In der Schweiz unterstützen 2.1 Millionen Menschen eine Person, die psychisch krank ist. Wie ist man am besten für die Betroffenen da? Und wie grenzt man sich ab? Drei Geschichten.

«Wenn es mir schlecht geht, möchte ich von niemandem etwas wissen», sagt Tosca. Die 19-Jährige kämpft seit Jahren mit Depressionen. Es gibt Tage, da liegt sie einfach nur in ihrem Bett, das Zimmer abgedunkelt. Dann ist es schwierig, an sie heranzukommen. Das weiss auch ihre beste Freundin Angelina. Die beiden haben sich vor sieben Jahren kennengelernt, als es Tosca noch gut ging. 

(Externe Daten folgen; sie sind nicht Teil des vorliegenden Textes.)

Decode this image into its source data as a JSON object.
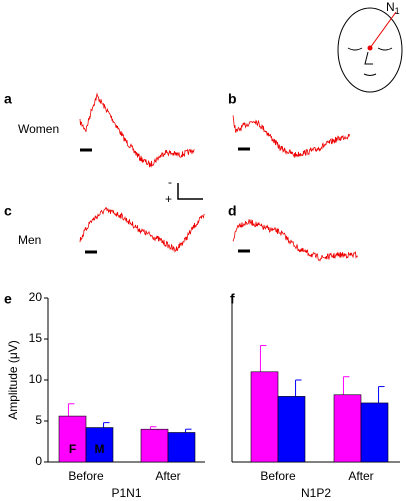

Ich weiss nicht, wie es für sie ist, wie sie sich fühlt.
Autor: Angelina Beste Freundin von Tosca

Kurz vor der Corona-Pandemie wurde Tosca depressiv. «Ich hatte Wutausbrüche und wusste nicht, wohin mit mir.» Sie verletzte sich selbst und wollte nicht mehr leben. Sie vertraute sich aber einer Lehrperson an, die gemerkt hatte, dass etwas mit Tosca nicht stimmt. Die Schule kontaktierte die Mutter. Es folgten Therapien, medikamentöse Behandlungen und zwei Klinikaufenthalte. Das zweite Mal wurde Tosca gegen ihren Willen eingewiesen.  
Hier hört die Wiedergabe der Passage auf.